Cominciò a camminare.
E a contare.
Cassiopea corse assieme a Cotton verso il cadavere di Kelly. La neve farinosa sollevata dal vento sembrava nebbia cristallizzata. Inutile cercare segni di vita.
Cotton era furibondo. «Vi avevo detto di non sparare! Che lingua parlo?»

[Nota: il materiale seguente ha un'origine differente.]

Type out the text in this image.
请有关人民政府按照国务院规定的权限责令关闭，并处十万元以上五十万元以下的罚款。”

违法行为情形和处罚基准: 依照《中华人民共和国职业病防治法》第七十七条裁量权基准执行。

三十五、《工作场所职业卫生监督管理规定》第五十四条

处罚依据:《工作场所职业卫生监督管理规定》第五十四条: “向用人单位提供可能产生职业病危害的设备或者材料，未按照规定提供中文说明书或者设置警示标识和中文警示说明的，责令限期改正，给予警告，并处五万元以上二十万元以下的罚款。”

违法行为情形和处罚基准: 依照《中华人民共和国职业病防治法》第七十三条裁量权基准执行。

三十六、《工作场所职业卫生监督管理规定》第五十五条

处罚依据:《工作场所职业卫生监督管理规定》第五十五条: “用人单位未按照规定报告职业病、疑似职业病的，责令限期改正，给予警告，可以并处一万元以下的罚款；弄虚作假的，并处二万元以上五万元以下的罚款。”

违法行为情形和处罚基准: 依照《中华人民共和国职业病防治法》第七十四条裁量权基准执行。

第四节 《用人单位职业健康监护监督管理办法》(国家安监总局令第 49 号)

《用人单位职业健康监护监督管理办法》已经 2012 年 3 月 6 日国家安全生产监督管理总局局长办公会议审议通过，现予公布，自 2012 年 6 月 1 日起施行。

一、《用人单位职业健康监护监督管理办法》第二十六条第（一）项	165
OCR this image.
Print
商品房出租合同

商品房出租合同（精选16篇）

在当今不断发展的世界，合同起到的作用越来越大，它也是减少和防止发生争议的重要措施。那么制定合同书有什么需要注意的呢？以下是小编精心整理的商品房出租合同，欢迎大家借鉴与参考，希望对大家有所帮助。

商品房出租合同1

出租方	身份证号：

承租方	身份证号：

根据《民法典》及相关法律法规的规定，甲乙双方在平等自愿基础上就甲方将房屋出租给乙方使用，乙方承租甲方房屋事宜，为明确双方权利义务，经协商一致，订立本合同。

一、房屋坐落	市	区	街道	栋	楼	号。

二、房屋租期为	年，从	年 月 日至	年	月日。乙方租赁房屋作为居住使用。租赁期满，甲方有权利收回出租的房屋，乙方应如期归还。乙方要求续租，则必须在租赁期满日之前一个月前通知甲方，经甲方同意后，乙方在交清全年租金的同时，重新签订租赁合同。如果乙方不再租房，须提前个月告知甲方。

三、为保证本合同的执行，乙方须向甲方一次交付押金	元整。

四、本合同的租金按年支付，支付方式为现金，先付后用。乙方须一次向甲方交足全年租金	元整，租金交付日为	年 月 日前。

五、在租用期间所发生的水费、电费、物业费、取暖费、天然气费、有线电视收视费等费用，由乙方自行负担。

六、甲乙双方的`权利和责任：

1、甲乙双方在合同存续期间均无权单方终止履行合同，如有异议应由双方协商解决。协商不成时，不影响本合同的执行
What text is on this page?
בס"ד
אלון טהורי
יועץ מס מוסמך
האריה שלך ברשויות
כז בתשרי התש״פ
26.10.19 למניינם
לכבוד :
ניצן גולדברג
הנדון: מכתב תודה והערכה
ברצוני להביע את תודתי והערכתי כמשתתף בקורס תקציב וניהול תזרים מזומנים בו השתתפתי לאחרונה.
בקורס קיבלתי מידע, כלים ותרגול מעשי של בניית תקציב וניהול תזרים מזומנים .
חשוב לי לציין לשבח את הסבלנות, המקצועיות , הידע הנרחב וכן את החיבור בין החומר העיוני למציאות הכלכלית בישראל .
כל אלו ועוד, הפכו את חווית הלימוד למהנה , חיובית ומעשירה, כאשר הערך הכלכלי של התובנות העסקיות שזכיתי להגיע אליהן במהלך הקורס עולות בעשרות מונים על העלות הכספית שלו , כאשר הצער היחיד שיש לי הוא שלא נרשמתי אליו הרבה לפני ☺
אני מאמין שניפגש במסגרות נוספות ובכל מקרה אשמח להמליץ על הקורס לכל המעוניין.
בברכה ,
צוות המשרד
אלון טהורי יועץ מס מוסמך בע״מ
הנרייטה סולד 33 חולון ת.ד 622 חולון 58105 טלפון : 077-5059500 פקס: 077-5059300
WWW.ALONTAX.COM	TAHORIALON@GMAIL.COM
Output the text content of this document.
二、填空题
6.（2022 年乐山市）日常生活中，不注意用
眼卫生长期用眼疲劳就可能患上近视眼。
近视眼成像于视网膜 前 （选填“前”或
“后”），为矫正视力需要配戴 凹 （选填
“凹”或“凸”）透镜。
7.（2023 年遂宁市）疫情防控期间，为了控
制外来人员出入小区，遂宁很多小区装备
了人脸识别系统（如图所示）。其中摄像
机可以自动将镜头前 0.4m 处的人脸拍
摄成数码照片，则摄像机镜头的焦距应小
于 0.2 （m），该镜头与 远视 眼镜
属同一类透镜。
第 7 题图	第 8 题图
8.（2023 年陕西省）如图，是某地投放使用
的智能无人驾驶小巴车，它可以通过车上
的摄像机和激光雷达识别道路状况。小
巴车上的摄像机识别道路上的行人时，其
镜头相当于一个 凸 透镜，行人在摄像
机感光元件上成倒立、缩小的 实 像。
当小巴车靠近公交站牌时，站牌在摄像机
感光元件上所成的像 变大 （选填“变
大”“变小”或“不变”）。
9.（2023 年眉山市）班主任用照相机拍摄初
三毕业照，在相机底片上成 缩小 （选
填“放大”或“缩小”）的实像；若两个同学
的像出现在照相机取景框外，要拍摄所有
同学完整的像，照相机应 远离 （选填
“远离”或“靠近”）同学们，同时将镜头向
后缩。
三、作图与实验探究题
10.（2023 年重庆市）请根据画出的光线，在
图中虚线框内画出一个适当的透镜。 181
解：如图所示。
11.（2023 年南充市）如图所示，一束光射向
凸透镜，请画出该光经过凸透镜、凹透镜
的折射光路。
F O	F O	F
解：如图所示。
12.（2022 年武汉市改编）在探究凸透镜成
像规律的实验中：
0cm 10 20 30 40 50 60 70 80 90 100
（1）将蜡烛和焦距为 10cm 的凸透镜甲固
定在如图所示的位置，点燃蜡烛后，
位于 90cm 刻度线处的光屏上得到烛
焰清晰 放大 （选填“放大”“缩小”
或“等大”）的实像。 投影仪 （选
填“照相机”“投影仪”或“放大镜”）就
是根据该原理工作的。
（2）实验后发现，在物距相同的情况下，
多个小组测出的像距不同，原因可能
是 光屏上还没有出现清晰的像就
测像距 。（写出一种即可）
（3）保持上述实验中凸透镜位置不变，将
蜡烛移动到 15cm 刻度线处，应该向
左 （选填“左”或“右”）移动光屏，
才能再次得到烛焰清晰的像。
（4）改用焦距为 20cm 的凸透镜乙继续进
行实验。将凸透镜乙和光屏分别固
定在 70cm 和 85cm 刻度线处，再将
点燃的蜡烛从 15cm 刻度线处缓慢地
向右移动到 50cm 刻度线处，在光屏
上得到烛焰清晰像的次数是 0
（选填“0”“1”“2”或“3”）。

«Le abbiamo salvato il culo», gli rispose uno degli agenti.
«Non ho nessunissimo bisogno di farmi salvare da voi. Ci serviva vivo.»
Ma quelli erano già alla radio a fare rapporto.
Malone guardò l’orologio. Le 11.20.
Cassiopea controllò l’abitacolo, ma non vide nulla, così trovò la leva del bagagliaio e la tirò, poi raggiunse Cotton, che si stava muovendo verso il retro dell’auto. Dentro, c’erano quattro valigie d’alluminio. Senza esitare, Cotton ne prese una, la posò a terra e l’aprì. Conteneva un interruttore, una batteria e un cilindro d’acciaio disposto in diagonale. Le tre parti erano collegate da fili e tenute ferme da una sagoma di gommapiuma nera. Sull’interruttore c’era una scritta in russo.
«È spenta», disse Cassiopea.
Cotton posò una mano sulla batteria, poi sul cilindro. «E fredda.»
In tutta fretta esaminarono le altre tre RA-115, constatando che non erano attivate.
«Sono bombe?» chiese uno dei poliziotti.
Cotton si rivolse agli agenti del Secret Service. «Mandate via tutti.»
La polizia locale venne allontanata in modo spiccio.
«Kelly voleva morire», disse Cassiopea.
«Ho visto. E ha portato qui questi quattro giocattoli per tenerci occupati.»
Cassiopea ripensò a ciò che le aveva detto Stephanie: cinque RA-115 mancavano all’appello. Dunque Zorin ne aveva ancora una. Dove?
«Malone!» chiamò a gran voce un agente. «C’è qualcuno per lei al telefono. Dice che è urgente.»
Già, il cellulare era rimasto sul cofano di un’auto di pattuglia.
Attraversarono di corsa la strada ancora bloccata e Cotton prese la chiamata. Rimase in ascolto per qualche istante, poi riattaccò. «Era Stephanie. Zorin è nella chiesa di San Giovanni con la quinta bomba. Torna alla Casa Bianca e fai evacuare la zona. Litchfield è già stato avvertito. Aiutalo tu. A occhio e croce, abbiamo venti minuti, al massimo venticinque.» Poi si voltò verso il poliziotto. «Mi serve quest’auto», disse, salendo a bordo.
«Dove vai?» gli chiese Cassiopea.
«A fermare quel figlio di sua madre.»